= Trans-Karakum Railway =

Railway in Turkmenistan

The Trans-Karakum Railway is a 540 km long railway in the central Asian republic of Turkmenistan. The railway was officially completed on 19 February 2006.

The railway took over 1,500 workers more than five years to build, with 800 contractors working in the harsh conditions of the Karakum Desert. The railway was built using no foreign specialists - only companies and contractors from Turkmenistan were used. The opening ceremony was held at Içoguz (formerly Darvaza), where a white marble railway station with a capacity of 100 people a day was built for the event.

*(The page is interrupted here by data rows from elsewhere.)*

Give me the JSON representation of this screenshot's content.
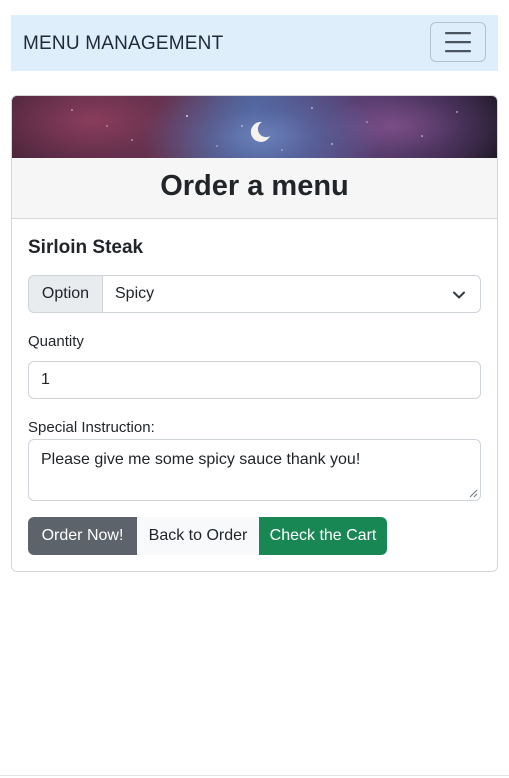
{
  "navbar": {
    "brand": "MENU MANAGEMENT",
    "toggle_icon": "hamburger-menu-icon",
    "background": "#dfeefb"
  },
  "card": {
    "banner_icon": "crescent-moon-icon",
    "title": "Order a menu",
    "item_name": "Sirloin Steak",
    "option": {
      "label": "Option",
      "selected": "Spicy"
    },
    "quantity": {
      "label": "Quantity",
      "value": "1"
    },
    "instruction": {
      "label": "Special Instruction:",
      "value": "Please give me some spicy sauce thank you!"
    },
    "buttons": {
      "order": "Order Now!",
      "back": "Back to Order",
      "cart": "Check the Cart"
    }
  },
  "colors": {
    "order_button": "#5c636a",
    "back_button": "#f8f9fa",
    "cart_button": "#198754"
  }
}
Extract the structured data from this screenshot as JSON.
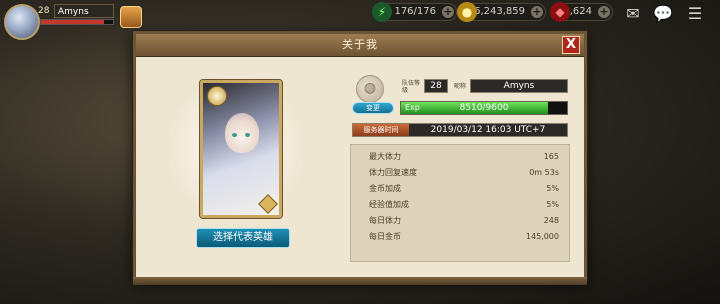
{
  "hud": {
    "level": "28",
    "player_name": "Amyns",
    "resources": {
      "energy": "176/176",
      "gold": "76,243,859",
      "gems": "4,624"
    }
  },
  "dialog": {
    "title": "关于我",
    "close_label": "X",
    "team_level_label": "队伍等级",
    "team_level": "28",
    "nickname_label": "昵称",
    "nickname": "Amyns",
    "change_label": "变更",
    "exp_label": "Exp",
    "exp_value": "8510/9600",
    "exp_progress": 0.886,
    "server_time_label": "服务器时间",
    "server_time": "2019/03/12 16:03 UTC+7",
    "select_hero_label": "选择代表英雄",
    "stats": [
      {
        "label": "最大体力",
        "value": "165"
      },
      {
        "label": "体力回复速度",
        "value": "0m 53s"
      },
      {
        "label": "金币加成",
        "value": "5%"
      },
      {
        "label": "经验值加成",
        "value": "5%"
      },
      {
        "label": "每日体力",
        "value": "248"
      },
      {
        "label": "每日金币",
        "value": "145,000"
      }
    ]
  },
  "colors": {
    "dialog_bg": "#efe6d2",
    "header": "#7e6441",
    "exp_fill": "#3fbf3a",
    "accent_blue": "#1f8fb3",
    "close_red": "#b0261d"
  }
}
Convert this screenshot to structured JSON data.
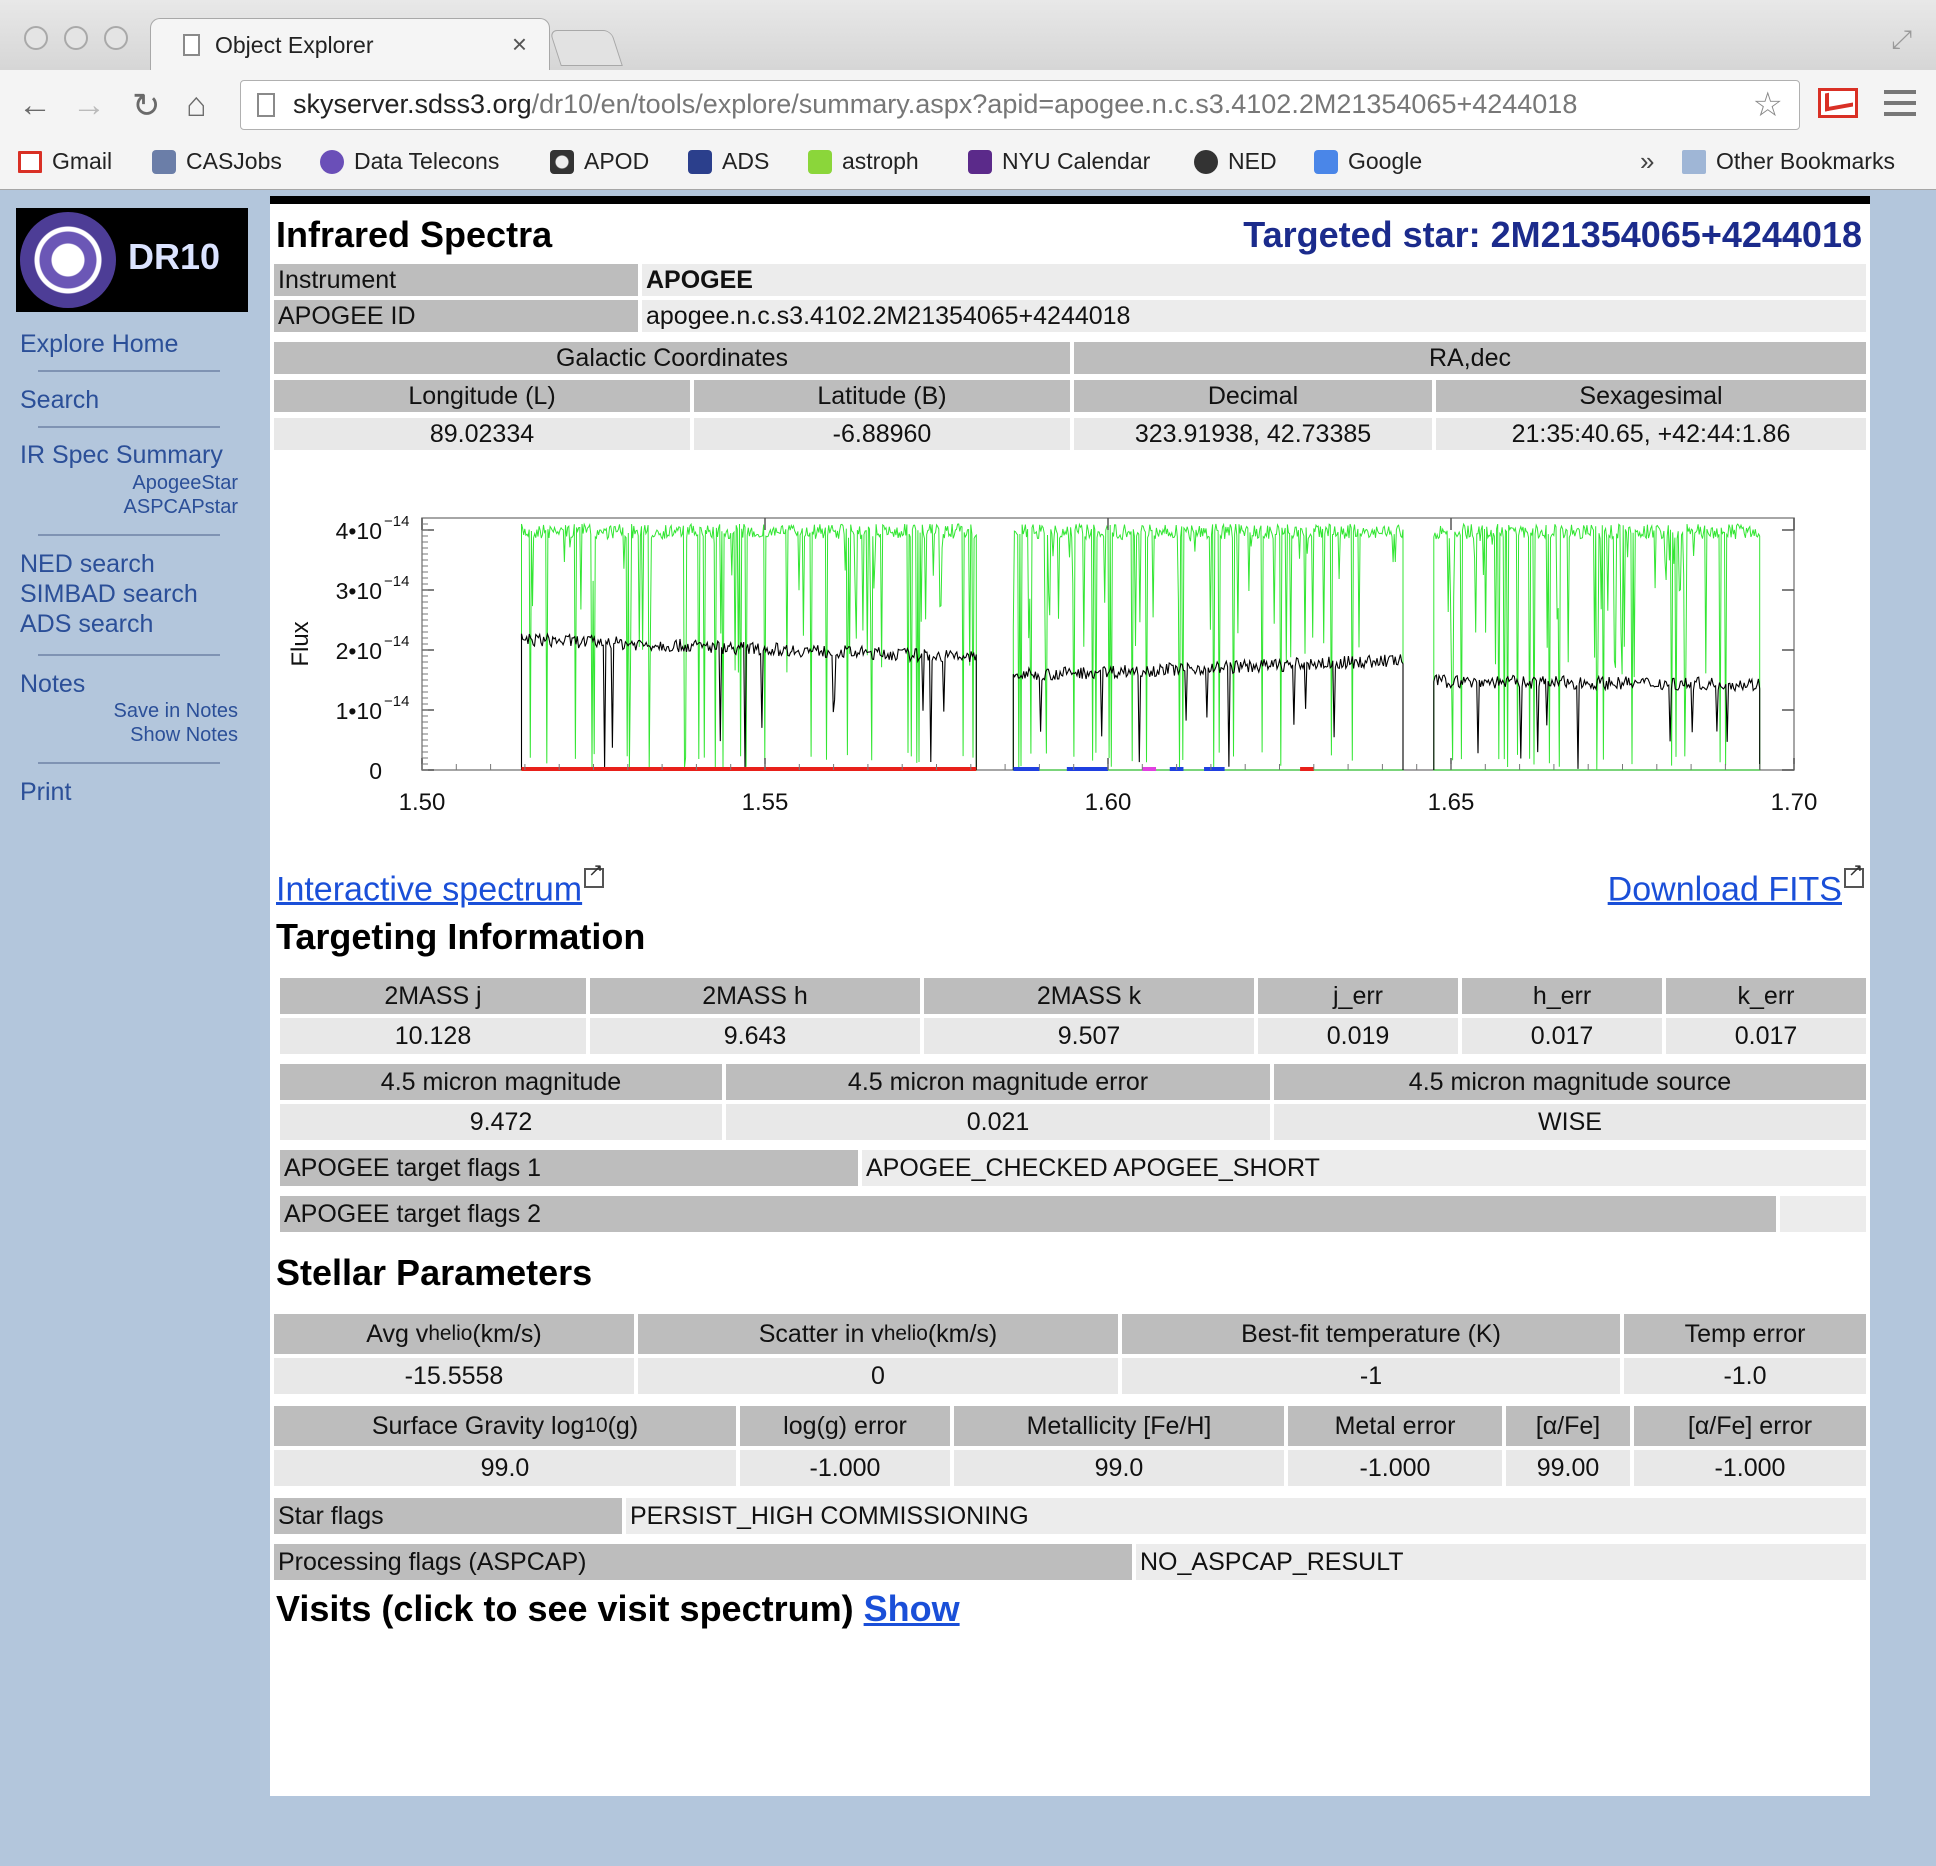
{
  "browser": {
    "tab_title": "Object Explorer",
    "tab_close": "×",
    "url_host": "skyserver.sdss3.org",
    "url_path": "/dr10/en/tools/explore/summary.aspx?apid=apogee.n.c.s3.4102.2M21354065+4244018",
    "bookmarks": [
      {
        "label": "Gmail",
        "color": "#d93025"
      },
      {
        "label": "CASJobs",
        "color": "#6b7ea8"
      },
      {
        "label": "Data Telecons",
        "color": "#6a4fb8"
      },
      {
        "label": "APOD",
        "color": "#333333"
      },
      {
        "label": "ADS",
        "color": "#2b3f8c"
      },
      {
        "label": "astroph",
        "color": "#8bd63a"
      },
      {
        "label": "NYU Calendar",
        "color": "#5b2a8a"
      },
      {
        "label": "NED",
        "color": "#333333"
      },
      {
        "label": "Google",
        "color": "#4a86e8"
      }
    ],
    "bookmarks_more": "»",
    "other_bookmarks": "Other Bookmarks"
  },
  "sidebar": {
    "logo_text": "DR10",
    "explore_home": "Explore Home",
    "search": "Search",
    "ir_spec_summary": "IR Spec Summary",
    "apogee_star": "ApogeeStar",
    "aspcap_star": "ASPCAPstar",
    "ned_search": "NED search",
    "simbad_search": "SIMBAD search",
    "ads_search": "ADS search",
    "notes": "Notes",
    "save_in_notes": "Save in Notes",
    "show_notes": "Show Notes",
    "print": "Print"
  },
  "header": {
    "title": "Infrared Spectra",
    "targeted_star": "Targeted star: 2M21354065+4244018"
  },
  "instrument": {
    "label": "Instrument",
    "value": "APOGEE",
    "id_label": "APOGEE ID",
    "id_value": "apogee.n.c.s3.4102.2M21354065+4244018"
  },
  "coords": {
    "galactic_header": "Galactic Coordinates",
    "radec_header": "RA,dec",
    "longitude_label": "Longitude (L)",
    "latitude_label": "Latitude (B)",
    "decimal_label": "Decimal",
    "sexagesimal_label": "Sexagesimal",
    "longitude": "89.02334",
    "latitude": "-6.88960",
    "decimal": "323.91938, 42.73385",
    "sexagesimal": "21:35:40.65, +42:44:1.86"
  },
  "chart_data": {
    "type": "line",
    "ylabel": "Flux",
    "xlim": [
      1.5,
      1.7
    ],
    "ylim": [
      0,
      4.2e-14
    ],
    "x_ticks": [
      "1.50",
      "1.55",
      "1.60",
      "1.65",
      "1.70"
    ],
    "y_ticks": [
      {
        "mant": "0",
        "exp": ""
      },
      {
        "mant": "1•10",
        "exp": "−14"
      },
      {
        "mant": "2•10",
        "exp": "−14"
      },
      {
        "mant": "3•10",
        "exp": "−14"
      },
      {
        "mant": "4•10",
        "exp": "−14"
      }
    ],
    "grid": false,
    "chips": [
      {
        "x0": 1.5145,
        "x1": 1.5808,
        "continuum": 2.2e-14,
        "end": 1.9e-14
      },
      {
        "x0": 1.5862,
        "x1": 1.643,
        "continuum": 1.6e-14,
        "end": 1.85e-14
      },
      {
        "x0": 1.6475,
        "x1": 1.695,
        "continuum": 1.5e-14,
        "end": 1.45e-14
      }
    ],
    "sky_color": "#33e633",
    "spectrum_color": "#000000",
    "mask_segments": [
      {
        "x0": 1.5145,
        "x1": 1.5808,
        "color": "#e8201a"
      },
      {
        "x0": 1.5862,
        "x1": 1.59,
        "color": "#1f3fe0"
      },
      {
        "x0": 1.594,
        "x1": 1.6,
        "color": "#1f3fe0"
      },
      {
        "x0": 1.605,
        "x1": 1.607,
        "color": "#e040e0"
      },
      {
        "x0": 1.609,
        "x1": 1.611,
        "color": "#1f3fe0"
      },
      {
        "x0": 1.614,
        "x1": 1.617,
        "color": "#1f3fe0"
      },
      {
        "x0": 1.628,
        "x1": 1.63,
        "color": "#e8201a"
      }
    ]
  },
  "links": {
    "interactive": "Interactive spectrum",
    "download": "Download FITS"
  },
  "targeting": {
    "title": "Targeting Information",
    "headers": [
      "2MASS j",
      "2MASS h",
      "2MASS k",
      "j_err",
      "h_err",
      "k_err"
    ],
    "values": [
      "10.128",
      "9.643",
      "9.507",
      "0.019",
      "0.017",
      "0.017"
    ],
    "mag_headers": [
      "4.5 micron magnitude",
      "4.5 micron magnitude error",
      "4.5 micron magnitude source"
    ],
    "mag_values": [
      "9.472",
      "0.021",
      "WISE"
    ],
    "flags1_label": "APOGEE target flags 1",
    "flags1_value": "APOGEE_CHECKED APOGEE_SHORT",
    "flags2_label": "APOGEE target flags 2",
    "flags2_value": ""
  },
  "stellar": {
    "title": "Stellar Parameters",
    "avg_vhelio_pre": "Avg v",
    "avg_vhelio_sub": "helio",
    "avg_vhelio_post": " (km/s)",
    "scatter_pre": "Scatter in v",
    "scatter_sub": "helio",
    "scatter_post": " (km/s)",
    "best_temp": "Best-fit temperature (K)",
    "temp_err": "Temp error",
    "row1_values": [
      "-15.5558",
      "0",
      "-1",
      "-1.0"
    ],
    "logg_pre": "Surface Gravity log",
    "logg_sub": "10",
    "logg_post": "(g)",
    "logg_err": "log(g) error",
    "metallicity": "Metallicity [Fe/H]",
    "metal_err": "Metal error",
    "alpha": "[α/Fe]",
    "alpha_err": "[α/Fe] error",
    "row2_values": [
      "99.0",
      "-1.000",
      "99.0",
      "-1.000",
      "99.00",
      "-1.000"
    ],
    "star_flags_label": "Star flags",
    "star_flags_value": "PERSIST_HIGH COMMISSIONING",
    "proc_flags_label": "Processing flags (ASPCAP)",
    "proc_flags_value": "NO_ASPCAP_RESULT"
  },
  "visits": {
    "title": "Visits (click to see visit spectrum)",
    "show": "Show"
  }
}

The railway takes 12 hours to traverse, halving the previous travel time between the two cities of Ashgabat and Dashoguz by replacing the route from through Mary and Lebap provinces and along the border with Uzbekistan with one 700 km shorter. There are 17 stations along the entire route, some serving existing villages, and others serving as a drop-off point for planned villages. Over 130 bridges span the various water features, and a new highway is also being constructed alongside the railway. It is the third large-scale project implemented since Turkmenistan's independence. Earlier, a 132 km stretch of the 280 km Tejen-Serakhs-Mashhad railway as well as the 205 km long Türkmenabat-Kerki railway were built in the country.